La stabilité est un phénomène tout aussi abstrait depuis son passage chez les professionnels. En onze saisons, le petit défenseur droitier de 5 pieds 9 pouces et 176 livres a découvert cinq ligues professionnelles : la ECHL, la Ligue de hockey des Alpes, la Ligue Magnus, l’Extraliga slovaque et l’Extraliga tchèque. Il a donc habité dans cinq pays (États-Unis, Italie, France, Slovaquie et Tchéquie) et six villes différentes (Salt Lake City, Asiago, Cortina, Mulhouse, Trencin et Kladno).

« Je n’avais jamais joué au Québec avant mes débuts dans la LHJMQ, a-t-il rappelé en souriant. Je me suis promené un peu partout. Je suis né au Québec, mais j’ai déménagé plusieurs fois puisque mon père (Marco) jouait aussi au hockey. Aujourd’hui, je peux dire que j’ai suivi les traces de mon papa en ayant aussi un parcours éclaté au hockey. »

Un premier match contre la Suède

Dans la zone mixte pour les entrevues, Pietroniro sourit en parlant d’un petit incident.
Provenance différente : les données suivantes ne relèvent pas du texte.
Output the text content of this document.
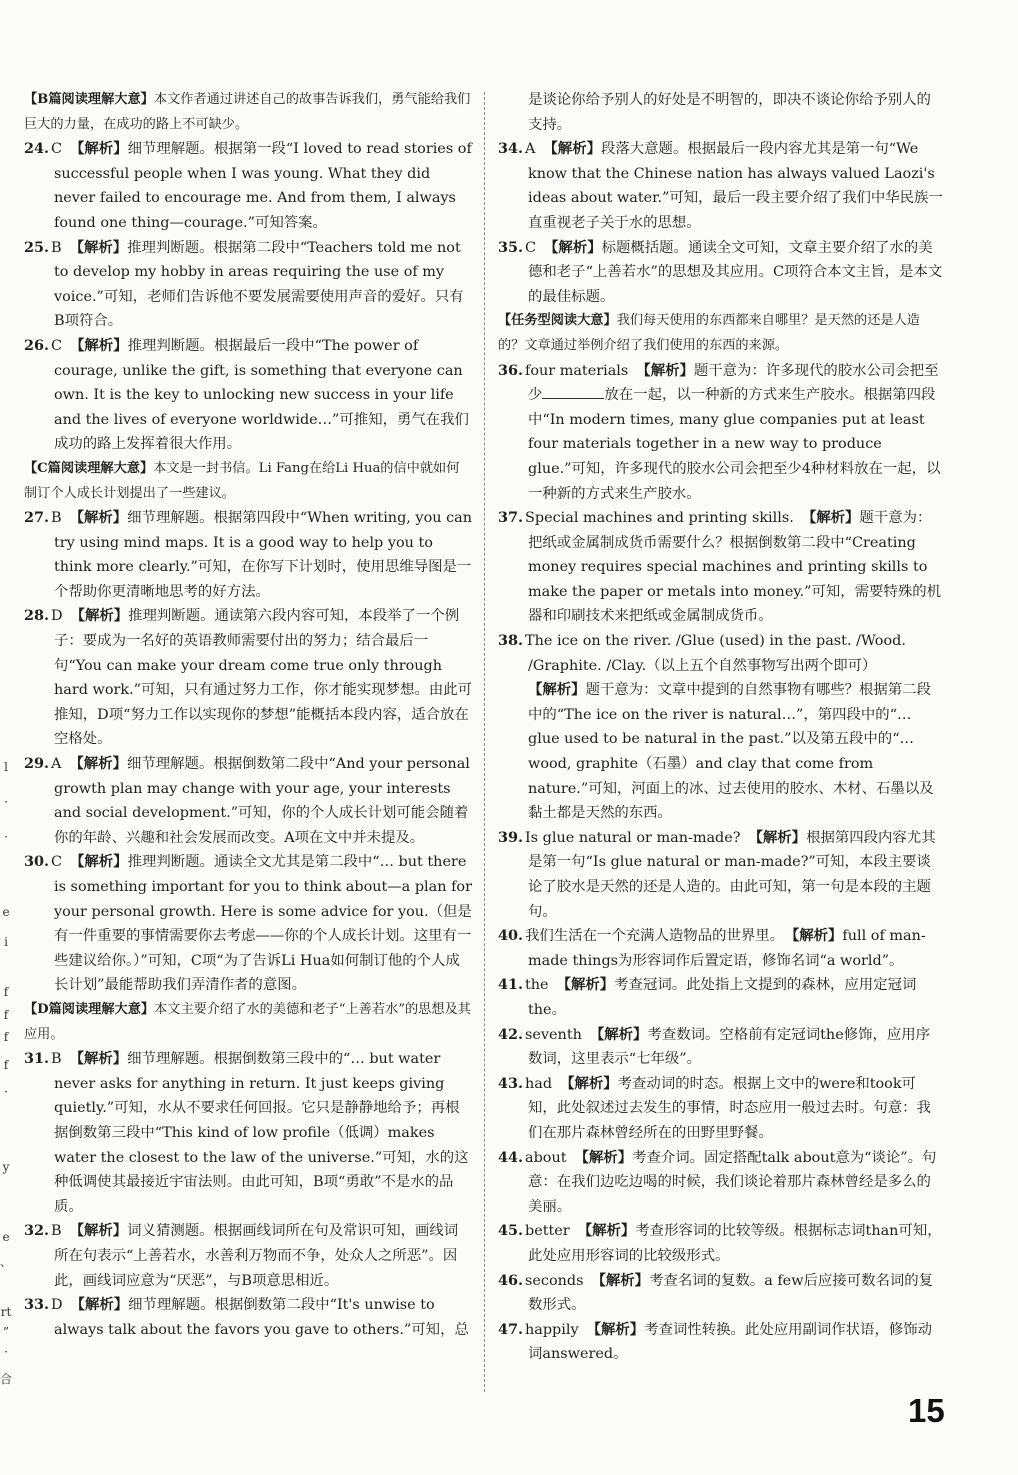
l
·
·
e
i
f
f
f
f
·
y
e
、
rt
”
·
合
【B篇阅读理解大意】本文作者通过讲述自己的故事告诉我们，勇气能给我们巨大的力量，在成功的路上不可缺少。
24. C 【解析】细节理解题。根据第一段“I loved to read stories of successful people when I was young. What they did never failed to encourage me. And from them, I always found one thing—courage.”可知答案。
25. B 【解析】推理判断题。根据第二段中“Teachers told me not to develop my hobby in areas requiring the use of my voice.”可知，老师们告诉他不要发展需要使用声音的爱好。只有B项符合。
26. C 【解析】推理判断题。根据最后一段中“The power of courage, unlike the gift, is something that everyone can own. It is the key to unlocking new success in your life and the lives of everyone worldwide…”可推知，勇气在我们成功的路上发挥着很大作用。
【C篇阅读理解大意】本文是一封书信。Li Fang在给Li Hua的信中就如何制订个人成长计划提出了一些建议。
27. B 【解析】细节理解题。根据第四段中“When writing, you can try using mind maps. It is a good way to help you to think more clearly.”可知，在你写下计划时，使用思维导图是一个帮助你更清晰地思考的好方法。
28. D 【解析】推理判断题。通读第六段内容可知，本段举了一个例子：要成为一名好的英语教师需要付出的努力；结合最后一句“You can make your dream come true only through hard work.”可知，只有通过努力工作，你才能实现梦想。由此可推知，D项“努力工作以实现你的梦想”能概括本段内容，适合放在空格处。
29. A 【解析】细节理解题。根据倒数第二段中“And your personal growth plan may change with your age, your interests and social development.”可知，你的个人成长计划可能会随着你的年龄、兴趣和社会发展而改变。A项在文中并未提及。
30. C 【解析】推理判断题。通读全文尤其是第二段中“… but there is something important for you to think about—a plan for your personal growth. Here is some advice for you.（但是有一件重要的事情需要你去考虑——你的个人成长计划。这里有一些建议给你。）”可知，C项“为了告诉Li Hua如何制订他的个人成长计划”最能帮助我们弄清作者的意图。
【D篇阅读理解大意】本文主要介绍了水的美德和老子“上善若水”的思想及其应用。
31. B 【解析】细节理解题。根据倒数第三段中的“… but water never asks for anything in return. It just keeps giving quietly.”可知，水从不要求任何回报。它只是静静地给予；再根据倒数第三段中“This kind of low profile（低调）makes water the closest to the law of the universe.”可知，水的这种低调使其最接近宇宙法则。由此可知，B项“勇敢”不是水的品质。
32. B 【解析】词义猜测题。根据画线词所在句及常识可知，画线词所在句表示“上善若水，水善利万物而不争，处众人之所恶”。因此，画线词应意为“厌恶”，与B项意思相近。
33. D 【解析】细节理解题。根据倒数第二段中“It's unwise to always talk about the favors you gave to others.”可知，总
是谈论你给予别人的好处是不明智的，即决不谈论你给予别人的支持。
34. A 【解析】段落大意题。根据最后一段内容尤其是第一句“We know that the Chinese nation has always valued Laozi's ideas about water.”可知，最后一段主要介绍了我们中华民族一直重视老子关于水的思想。
35. C 【解析】标题概括题。通读全文可知，文章主要介绍了水的美德和老子“上善若水”的思想及其应用。C项符合本文主旨，是本文的最佳标题。
【任务型阅读大意】我们每天使用的东西都来自哪里？是天然的还是人造的？文章通过举例介绍了我们使用的东西的来源。
36. four materials 【解析】题干意为：许多现代的胶水公司会把至少	放在一起，以一种新的方式来生产胶水。根据第四段中“In modern times, many glue companies put at least four materials together in a new way to produce glue.”可知，许多现代的胶水公司会把至少4种材料放在一起，以一种新的方式来生产胶水。
37. Special machines and printing skills. 【解析】题干意为：把纸或金属制成货币需要什么？根据倒数第二段中“Creating money requires special machines and printing skills to make the paper or metals into money.”可知，需要特殊的机器和印刷技术来把纸或金属制成货币。
38. The ice on the river. /Glue (used) in the past. /Wood. /Graphite. /Clay.（以上五个自然事物写出两个即可）
【解析】题干意为：文章中提到的自然事物有哪些？根据第二段中的“The ice on the river is natural…”，第四段中的“… glue used to be natural in the past.”以及第五段中的“… wood, graphite（石墨）and clay that come from nature.”可知，河面上的冰、过去使用的胶水、木材、石墨以及黏土都是天然的东西。
39. Is glue natural or man-made? 【解析】根据第四段内容尤其是第一句“Is glue natural or man-made?”可知，本段主要谈论了胶水是天然的还是人造的。由此可知，第一句是本段的主题句。
40. 我们生活在一个充满人造物品的世界里。 【解析】full of man-made things为形容词作后置定语，修饰名词“a world”。
41. the 【解析】考查冠词。此处指上文提到的森林，应用定冠词the。
42. seventh 【解析】考查数词。空格前有定冠词the修饰，应用序数词，这里表示“七年级”。
43. had 【解析】考查动词的时态。根据上文中的were和took可知，此处叙述过去发生的事情，时态应用一般过去时。句意：我们在那片森林曾经所在的田野里野餐。
44. about 【解析】考查介词。固定搭配talk about意为“谈论”。句意：在我们边吃边喝的时候，我们谈论着那片森林曾经是多么的美丽。
45. better 【解析】考查形容词的比较等级。根据标志词than可知，此处应用形容词的比较级形式。
46. seconds 【解析】考查名词的复数。a few后应接可数名词的复数形式。
47. happily 【解析】考查词性转换。此处应用副词作状语，修饰动词answered。
15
« J’ai reçu une rondelle dans le visage lors de notre entraînement dimanche, a-t-il dit. J’ai donc encore plus la face d’un joueur de hockey avec des points de suture et un œil au beurre noir. Mais malheureusement, nous avons pris les photos pour l’équipe juste avant cet entraînement. »

À son premier match à Milan, Pietroniro se retrouvera contre les Mika Zibanejad, Lucas Raymond, Adrian Kempe et autres joueurs étoiles de la Suède.

« Il y a de la nervosité, mais je veux garder la même approche, a-t-il raconté mercredi après l’entraînement matinal de l’Italie. Quand je sauterai sur la glace, je ressentirai un immense, immense, immense sentiment de bonheur. Je ne sais même pas comment le décrire. Ce sera génial.

« C’est au sommet de ma carrière. Pour moi, les Jeux olympiques représentent une grande réalisation. Je représente l’Italie, j’en suis fier. C’est une expérience folle. Je vivrai ça une fois dans ma vie. »

Signe que le hockey restera toujours un petit monde, Pietroniro joue pour une deuxième saison avec le Rytiri de Kladno en Tchéquie. Tomas Plekanec est son entraîneur en chef depuis la fin du mois de décembre et Jaromir Jagr est l’un de ses coéquipiers. Jagr a participé à six matchs seulement cette saison.

« Je ne peux pas décrire Jaromir en un seul mot, a-t-il répliqué. Mais si j’avais à choisir, je dirais légende. Il joue encore au hockey à plus de 50 ans (53). Il est une personne formidable. Il aime tellement son sport. Je suis chanceux. Je peux dire qu’il est l’un de mes coéquipiers. »

« J’aime beaucoup Pleky (Plekanec). Nous jouons du meilleur hockey depuis son arrivée derrière le banc, a-t-il continué. Nous nous retrouvons en ce moment à trois points d’une place pour les séries. »

Bien avant la Tchéquie ou l’aventure des Jeux olympiques à Milan, Pietroniro a également croisé une autre grande étoile de la LNH sur son chemin en Auston Matthews.

« Je connais Auston Matthews, a-t-il mentionné. Matthews jouait avec Matteo, l’un de mes jeunes frères, en Arizona. Nous avons habité en Arizona. J’ai déjà patiné avec Auston l’été en Arizona, mais ça fait déjà quelques années. J’ai hâte de le croiser dans le village des athlètes. Je me promets de la saluer. »

Pour l’instant, l’Italie ne devrait pas jouer contre les États-Unis. Au tour préliminaire, les Italiens se retrouvent dans le groupe B avec les Suédois, les Finlandais et les Slovaques.